I’m one of those writers who has to know what the story is about before I can write it. And not in a general, abstract way, like “It’s about friendship.” No, in a nuts and bolts, specific way, like this: “It’s about the conflict between friendship and family loyalties, as a manifestation of the uniquely human conflict between biological drives and conscious thought.” No one apart from me ever needs to read that sentence. As for me, I can only get down to writing once I’ve formulated this kind of thematic spine for myself.
I know there are those who advise against thinking explicitly about theme at all until the story is finished. But there are also different opinions about outlining, knowing how your story ends before you start writing, and any other aspect of the craft of screenwriting you care to mention. Except, of course, the necessity of frequent breaks for displacement activities such as .. writing a blog. On that we all agree.
To me it makes perfect sense to know specifically what issue you want your screenplay to address, because this is what drives all the characters in one direction or another. It’s what the characters fight about, deceive each other for, challenge each other to disprove, and so on.
Of course, knowing so consciously in advance what you want to say, carries a risk with it. The risk being that your theme isn’t a theme at all, it’s a sermon.

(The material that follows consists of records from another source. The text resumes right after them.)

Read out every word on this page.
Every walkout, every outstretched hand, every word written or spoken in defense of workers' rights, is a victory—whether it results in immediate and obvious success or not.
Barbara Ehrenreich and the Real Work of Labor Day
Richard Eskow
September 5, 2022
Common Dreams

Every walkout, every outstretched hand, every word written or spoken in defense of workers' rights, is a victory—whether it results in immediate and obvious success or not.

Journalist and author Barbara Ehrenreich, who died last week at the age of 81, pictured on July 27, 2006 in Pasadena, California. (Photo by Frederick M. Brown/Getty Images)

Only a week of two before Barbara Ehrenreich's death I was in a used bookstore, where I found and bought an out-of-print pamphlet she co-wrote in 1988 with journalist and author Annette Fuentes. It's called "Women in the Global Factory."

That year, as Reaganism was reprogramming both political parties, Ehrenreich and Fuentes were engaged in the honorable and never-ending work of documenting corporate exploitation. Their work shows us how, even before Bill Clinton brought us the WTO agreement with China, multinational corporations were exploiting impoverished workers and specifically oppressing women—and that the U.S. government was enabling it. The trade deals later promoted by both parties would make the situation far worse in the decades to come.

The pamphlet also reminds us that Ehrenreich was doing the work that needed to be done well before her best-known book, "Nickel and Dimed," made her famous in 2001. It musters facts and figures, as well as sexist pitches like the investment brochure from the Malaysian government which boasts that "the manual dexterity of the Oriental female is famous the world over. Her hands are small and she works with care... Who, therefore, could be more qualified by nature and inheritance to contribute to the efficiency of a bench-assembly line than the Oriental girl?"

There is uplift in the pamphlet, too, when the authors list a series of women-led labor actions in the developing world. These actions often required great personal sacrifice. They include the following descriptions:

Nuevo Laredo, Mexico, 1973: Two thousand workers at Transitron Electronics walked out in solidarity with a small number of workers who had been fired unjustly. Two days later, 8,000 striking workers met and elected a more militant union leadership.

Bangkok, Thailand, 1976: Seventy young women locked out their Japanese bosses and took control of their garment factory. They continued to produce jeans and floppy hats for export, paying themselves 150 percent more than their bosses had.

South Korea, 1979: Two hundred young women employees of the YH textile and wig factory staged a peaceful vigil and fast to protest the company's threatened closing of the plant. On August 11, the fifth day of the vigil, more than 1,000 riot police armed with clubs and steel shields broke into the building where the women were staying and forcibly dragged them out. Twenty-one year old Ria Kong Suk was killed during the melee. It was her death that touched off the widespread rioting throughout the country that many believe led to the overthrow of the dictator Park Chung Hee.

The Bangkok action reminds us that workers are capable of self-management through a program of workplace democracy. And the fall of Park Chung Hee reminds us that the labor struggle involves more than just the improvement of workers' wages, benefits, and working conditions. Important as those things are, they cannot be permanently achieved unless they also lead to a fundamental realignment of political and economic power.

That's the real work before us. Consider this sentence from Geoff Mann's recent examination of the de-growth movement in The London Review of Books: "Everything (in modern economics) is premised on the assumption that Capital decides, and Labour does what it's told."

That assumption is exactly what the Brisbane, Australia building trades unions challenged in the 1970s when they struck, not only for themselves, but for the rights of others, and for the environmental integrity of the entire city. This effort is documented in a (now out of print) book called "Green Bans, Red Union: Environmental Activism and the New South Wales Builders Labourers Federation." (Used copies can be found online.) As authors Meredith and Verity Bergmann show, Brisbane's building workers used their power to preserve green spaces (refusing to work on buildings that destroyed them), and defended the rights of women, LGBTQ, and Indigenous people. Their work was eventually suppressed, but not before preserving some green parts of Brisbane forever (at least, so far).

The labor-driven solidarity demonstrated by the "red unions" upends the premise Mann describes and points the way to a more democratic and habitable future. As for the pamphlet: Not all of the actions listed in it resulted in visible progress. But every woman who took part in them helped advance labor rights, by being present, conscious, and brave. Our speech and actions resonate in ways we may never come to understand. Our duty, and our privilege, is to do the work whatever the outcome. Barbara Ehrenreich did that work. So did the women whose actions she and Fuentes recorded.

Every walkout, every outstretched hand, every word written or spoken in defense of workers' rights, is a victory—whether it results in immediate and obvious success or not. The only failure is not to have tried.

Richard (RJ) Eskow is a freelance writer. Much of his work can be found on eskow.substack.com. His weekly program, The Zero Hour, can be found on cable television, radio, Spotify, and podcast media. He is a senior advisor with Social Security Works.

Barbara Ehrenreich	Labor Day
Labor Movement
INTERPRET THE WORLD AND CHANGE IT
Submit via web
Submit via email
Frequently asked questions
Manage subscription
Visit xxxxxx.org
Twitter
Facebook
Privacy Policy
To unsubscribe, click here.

That happens when you hit the audience so hard over the head with the moral point you’re trying to make that you make them feel as if they are being lectured to rather than entertained. Or when you make your message so explicit that you may as well hand out flyers on the street corner saying, “The conflict between friendship and family loyalties is a manifestation of the uniquely human conflict between biology and conscious thought.”
So as far as I can tell, the trick is to be clear in your mind what you want the film to be about before you start writing, so that it becomes an integral part of the story structure. You know the characters are going to be in situations where they’re torn between what their instincts dictate and what their conscious mind is advising. Once that’s in place and the characters begin to “take over,” let them have their say. To me that’s the only real way to discover whether they’re the right characters to express the theme, or whether perhaps I actually want to say something else …
A bit like writing a blog. Today I knew I wanted to communicate something about … well, that would be lecturing, wouldn’t it?